You can also check out the Studyportals Scholarship to get some help on financing your studies abroad.
4. Student loans
Student loans for studying abroad are funds that you have to pay back. They function like any other loan, with a few differences. You can get a student loan from the government or a private bank; it can be a bank from your home country or a foreign bank, in the country you wish to pursue your studies. Co-signing (along with parents or legal tutor) is very common for private student loans since most teenagers don't have the credit history to get a loan of such a size.
However, student loans that you can get from the government tend to be more favourable, as the rates are usually lower.
Some loans are based on financial need, while others are much like any other loan and are based on your credit score.
Types of student loans
It would be impossible to cover or to list all the student loans that are available out there, but you can take the ones mentioned below as examples to get you an idea.
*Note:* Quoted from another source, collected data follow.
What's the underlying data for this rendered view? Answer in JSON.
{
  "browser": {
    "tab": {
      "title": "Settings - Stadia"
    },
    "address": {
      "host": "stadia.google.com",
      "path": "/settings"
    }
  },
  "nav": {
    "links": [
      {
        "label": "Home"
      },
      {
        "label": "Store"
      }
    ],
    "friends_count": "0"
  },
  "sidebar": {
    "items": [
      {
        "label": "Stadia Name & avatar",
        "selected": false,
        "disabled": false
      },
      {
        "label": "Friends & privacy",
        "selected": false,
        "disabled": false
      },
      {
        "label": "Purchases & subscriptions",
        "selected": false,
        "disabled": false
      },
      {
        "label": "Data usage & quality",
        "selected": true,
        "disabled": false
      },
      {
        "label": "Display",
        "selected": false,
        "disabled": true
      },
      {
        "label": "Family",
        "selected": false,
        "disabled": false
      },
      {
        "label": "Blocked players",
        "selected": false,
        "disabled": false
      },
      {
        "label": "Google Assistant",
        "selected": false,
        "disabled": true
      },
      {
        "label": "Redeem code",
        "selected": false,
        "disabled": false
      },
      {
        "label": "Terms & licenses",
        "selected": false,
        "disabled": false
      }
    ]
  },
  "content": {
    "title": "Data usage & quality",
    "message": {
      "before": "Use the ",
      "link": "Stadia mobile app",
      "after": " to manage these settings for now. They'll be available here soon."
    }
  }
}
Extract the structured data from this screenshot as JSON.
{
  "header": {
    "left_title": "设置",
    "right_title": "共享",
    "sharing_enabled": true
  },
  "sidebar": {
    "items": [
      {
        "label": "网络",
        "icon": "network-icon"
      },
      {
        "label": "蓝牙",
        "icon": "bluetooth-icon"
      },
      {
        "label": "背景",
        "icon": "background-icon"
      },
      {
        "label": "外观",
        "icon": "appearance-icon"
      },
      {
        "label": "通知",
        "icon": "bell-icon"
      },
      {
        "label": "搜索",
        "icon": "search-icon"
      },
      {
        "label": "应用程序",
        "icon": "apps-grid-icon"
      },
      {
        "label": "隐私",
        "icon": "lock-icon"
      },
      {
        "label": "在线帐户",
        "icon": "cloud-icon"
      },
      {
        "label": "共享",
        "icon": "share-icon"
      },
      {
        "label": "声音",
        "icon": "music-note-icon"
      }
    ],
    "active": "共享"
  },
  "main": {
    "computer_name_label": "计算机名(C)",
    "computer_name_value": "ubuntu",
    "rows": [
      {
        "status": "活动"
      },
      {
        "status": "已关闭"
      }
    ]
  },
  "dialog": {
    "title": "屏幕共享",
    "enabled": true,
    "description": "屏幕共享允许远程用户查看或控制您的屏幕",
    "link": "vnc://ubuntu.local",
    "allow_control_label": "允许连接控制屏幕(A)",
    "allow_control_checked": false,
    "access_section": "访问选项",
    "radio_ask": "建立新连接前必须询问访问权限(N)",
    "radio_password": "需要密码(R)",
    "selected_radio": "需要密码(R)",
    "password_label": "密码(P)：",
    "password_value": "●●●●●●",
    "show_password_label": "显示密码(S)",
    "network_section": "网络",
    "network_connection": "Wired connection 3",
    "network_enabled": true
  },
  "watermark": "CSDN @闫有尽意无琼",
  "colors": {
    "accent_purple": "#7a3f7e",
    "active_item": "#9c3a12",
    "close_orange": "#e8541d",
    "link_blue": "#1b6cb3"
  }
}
In Europe, you can find the Erasmus+ Masters loans scheme that provides EU support for bank loans up to 12,000 EUR for a one-year Master's degree, or up to 18,000 EUR for a two-year programme.
In the US, you can apply for federal loans (supported by the federal government) that have flexible repayment terms, benefits, options and low-interest rates.
Repayment of the student loan
The repayment usually starts within six months after the completion of the degree, also called the grace period. Depending on the amount of the loan, it is requested that you repay the loan within 5 to 10 years, although in certain European countries, you can repay it in 15 years.
If you have taken out a student loan to cover tuition fees, you only have to repay the loan after you finish your studies and start earning a certain level of income, called the 'repayment threshold'. For example, in the UK, you can borrow 8,200 GBP, but have to repay this sum once you earn more than 21,000 GBP/year after graduation.
5. Student prizes
Student prizes are exactly what you think: the prize is represented by a certain amount of money, which will not technically support your studies, but it can be considered as a form of financial aid. Student prizes are one-time awards and they can range from a couple of hundred to several thousand euros.
Student prizes can be offered as follows:
- for academic achievements
- to reward performance in undergraduate examinations
- awarded based on the results of coursework and public examinations
- for the best paper in a wide range of subject areas
- rewarding outstanding work submitted for a dissertation, examination or thesis, as well as for overall performance
You can also win a prize and get a scholarship for the following year or receive the title of scholar, if you are about to graduate.